You run across all kinds of people as a journalist. Scoundrels, raconteurs, common men and businessmen – after a while, just different faces on a body and a story you’ve seen a million times before.

Every now and then you get a taste of something different.

Today, I met Damien Echols, of the West Memphis Three. Which is to say, I met someone who’d been frozen in time – locked away for murder – and who didn’t leave death row for another two decades.

Damien was in Memphis today to speak at a startup conference. He gave everybody a taste of what it’s like to go from 1986 – the first time he saw a computer, when he regarded it as “a glorified typewriter for rich people” – to living with nothing but a scratchy AM/FM radio and a TV with basic cable and a signal that came and went with the weather. And then, in 2011, to finally rejoining the world of iPhones, laptops and social media.

In the mid-1990s, he and two others were convicted of murder and got collectively tagged as the West Memphis Three. Echols spent 18 years in prison and almost a decade in solitary confinement.

It sounded a little odd to some people that Echols would get a prime spot at a big tech conference. FedEx, as a matter of fact, pulled its sponsorship over his appearance.

It was a fireside chat without the fire, though, unless you count the unseen baggage Damien brought with him. He’s got as much to say about technology as anybody. Interestingly, Damien is also a lot like other demographics that time forget – older people, for example, who still crave phone calls and books with pages that turn.

That may be a function of what life is like behind bars.

“There’s no momentum in prison,” Echols said. “Nothing changes. Noon, 1 o’clock – they’re the same as midnight. The Fourth of July is the same as Christmas.” At one point, his wife (who married him in prison) was coming to see him for three hours every Friday. It was one of his few links to the outside world and to what was changing – the introduction of mp3 players, of downloading, of social media, of other tech wizardry.

“She would try to explain things to me, but I’d really have no idea what she’s talking about,” he said. In Damien’s telling, the TV in prison is a bit like Linus’ security blanket. There’s a lot of screaming, a lot of noise, and the constant drone of the TV helps to shut it off, make it tolerable. So much so that the TV is “like your friend,” one you wait to show up for later in the week with your favorite show, anything to pass the time. Damien’s show wasn’t a show, per se, but the news. He and the other members of the West Memphis Three were released in late 2011 after agreeing to make so-called Alford Pleas. From there, Damien’s life went from zero to 60 in a matter of days. He moved from solitary confinement to New York City. His early release was a period of extreme stress and trauma, so much so that he needed constant companionship. “Everything there is a million times faster than it is anywhere else in the world,” he said. “Everything was so amazing.” He’d tell himself he’d rest after he’d explored and seen everything in a certain part of the city – a bargain that’s difficult to keep in New York.
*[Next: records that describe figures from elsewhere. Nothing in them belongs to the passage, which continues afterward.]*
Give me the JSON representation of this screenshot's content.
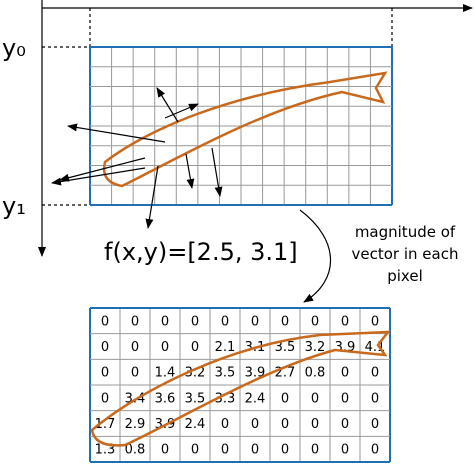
{
  "labels": {
    "y0": "y₀",
    "y1": "y₁",
    "vector": "f(x,y)=[2.5, 3.1]",
    "caption": [
      "magnitude of",
      "vector in each",
      "pixel"
    ]
  },
  "table": {
    "rows": [
      [
        "0",
        "0",
        "0",
        "0",
        "0",
        "0",
        "0",
        "0",
        "0",
        "0"
      ],
      [
        "0",
        "0",
        "0",
        "0",
        "2.1",
        "3.1",
        "3.5",
        "3.2",
        "3.9",
        "4.1"
      ],
      [
        "0",
        "0",
        "1.4",
        "3.2",
        "3.5",
        "3.9",
        "2.7",
        "0.8",
        "0",
        "0"
      ],
      [
        "0",
        "3.4",
        "3.6",
        "3.5",
        "3.3",
        "2.4",
        "0",
        "0",
        "0",
        "0"
      ],
      [
        "1.7",
        "2.9",
        "3.9",
        "2.4",
        "0",
        "0",
        "0",
        "0",
        "0",
        "0"
      ],
      [
        "1.3",
        "0.8",
        "0",
        "0",
        "0",
        "0",
        "0",
        "0",
        "0",
        "0"
      ]
    ]
  }
}
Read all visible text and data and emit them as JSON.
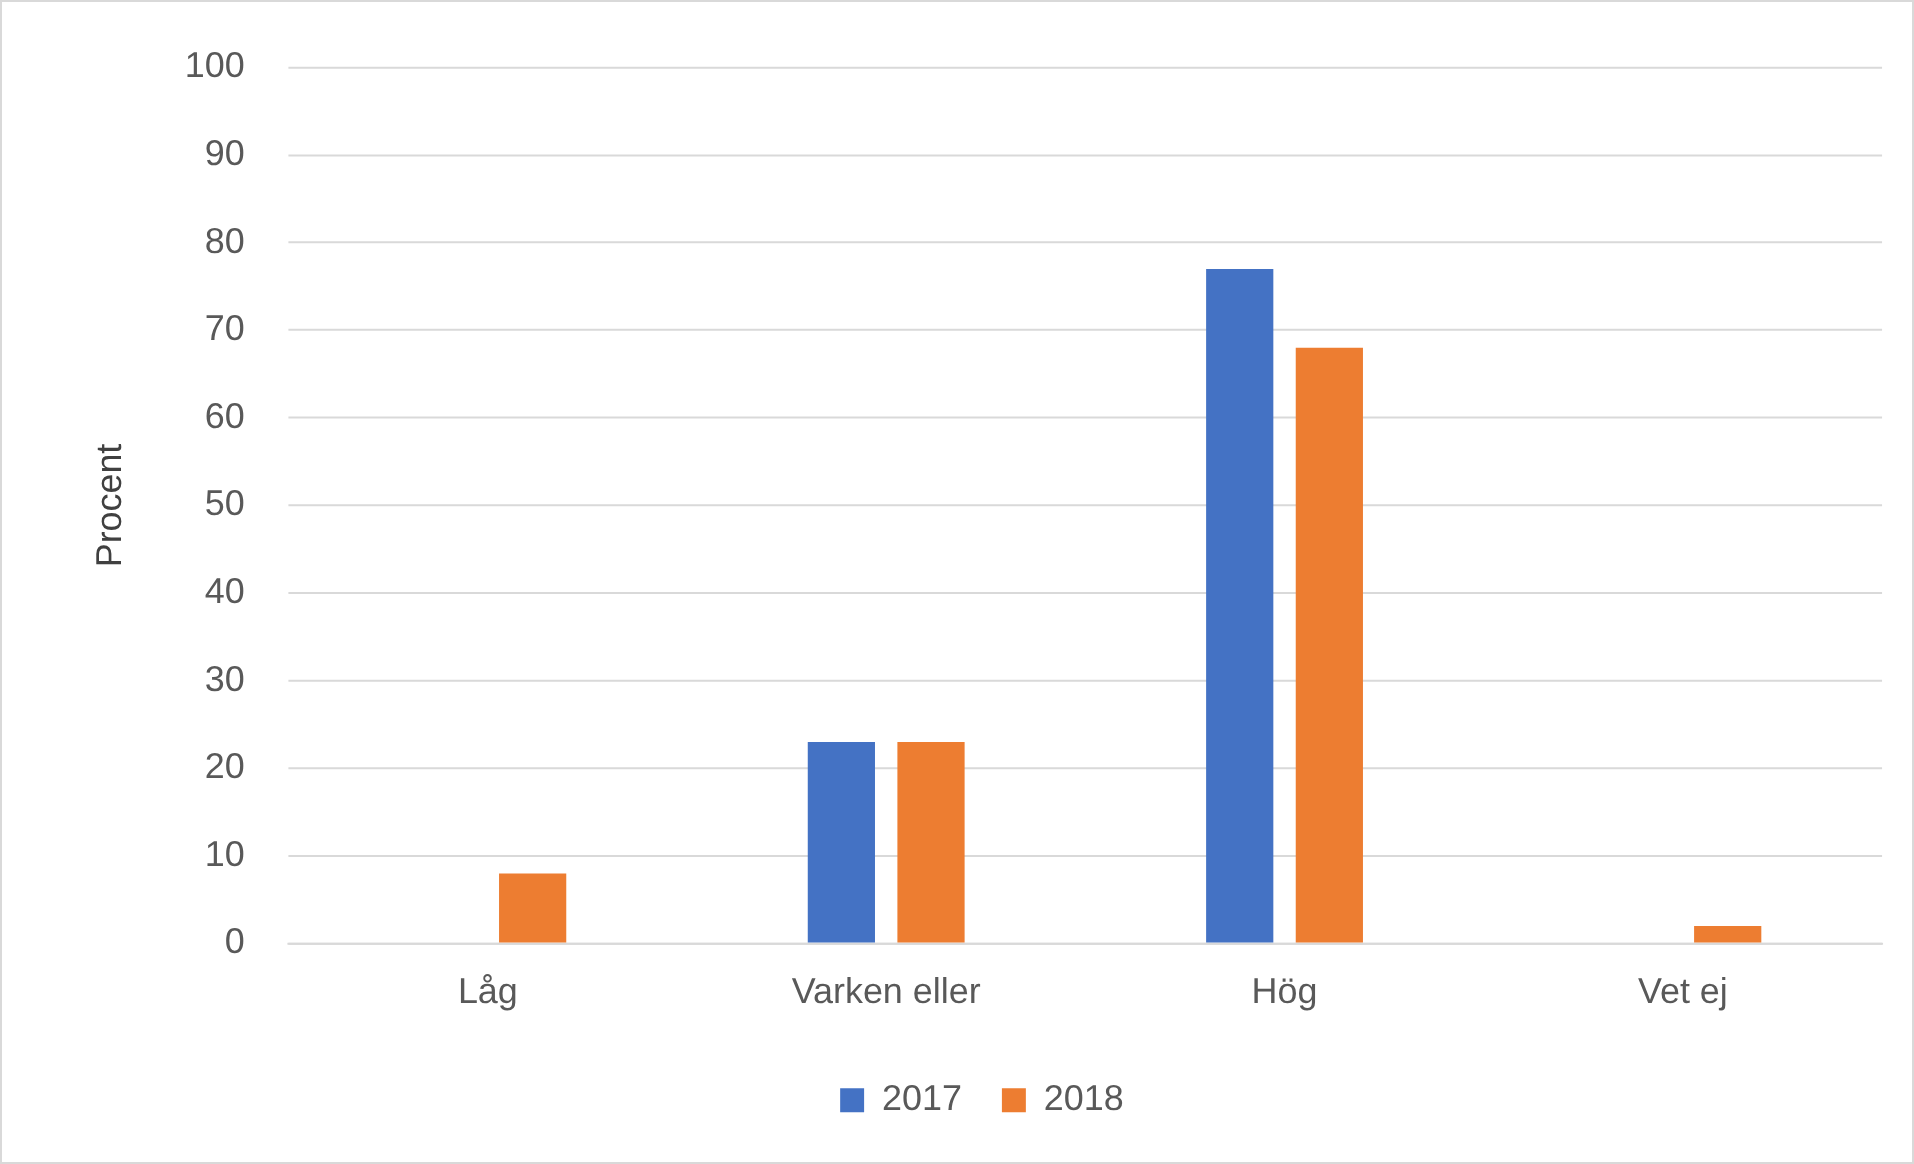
{
  "chart_data": {
    "type": "bar",
    "ylabel": "Procent",
    "categories": [
      "Låg",
      "Varken eller",
      "Hög",
      "Vet ej"
    ],
    "series": [
      {
        "name": "2017",
        "color": "#4472c4",
        "values": [
          0,
          23,
          77,
          0
        ]
      },
      {
        "name": "2018",
        "color": "#ed7d31",
        "values": [
          8,
          23,
          68,
          2
        ]
      }
    ],
    "ylim": [
      0,
      100
    ],
    "yticks": [
      0,
      10,
      20,
      30,
      40,
      50,
      60,
      70,
      80,
      90,
      100
    ],
    "grid": "y",
    "legend": "bottom"
  }
}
Right now, he’s working on a new book, one that he’s writing long-hand. “The Kindle feels empty to me,” Echols said of Amazon’s e-reader tablet. “It doesn’t give you that great feel when you hold a book.” He’s given iPhone games a try – “Angry Birds was interesting for a while” – and he “hates talking on a phone more than anything in the world.” And he loves Twitter, which his book editor encouraged him to sign up for to help promote himself. “Twitter feels like poetry,” he said, referencing the limitation of haiku that also is found on Twitter. “You have to count out everything you’re doing, every letter, make it all count.” Hollywood director Peter Jackson brought him to New Zealand not long after he was released. Echols joked about how the director was in a hurry to help Echols make up for all the time he’d missed. Echols went paragliding in New Zealand and ate lunch with Jackson at a volcano.

He didn’t mention it, but earlier that same morning during the Memphis conference the New York Times included an article about technology being both limitless and a kind of prison as well (written by someone now enslaved by an unanswerable list of hundreds of daily email messages).

Damien hasn’t touched Facebook. He’s got almost 30,000 followers on Twitter. Physically, he gives the impression of being still not yet at home in the world. But even without saying it, he leaves anyone who hears him with the notion that he shrugs his shoulders at advancements, okay with getting surprised now that he’s hopped off the treadmill of living life by marking time.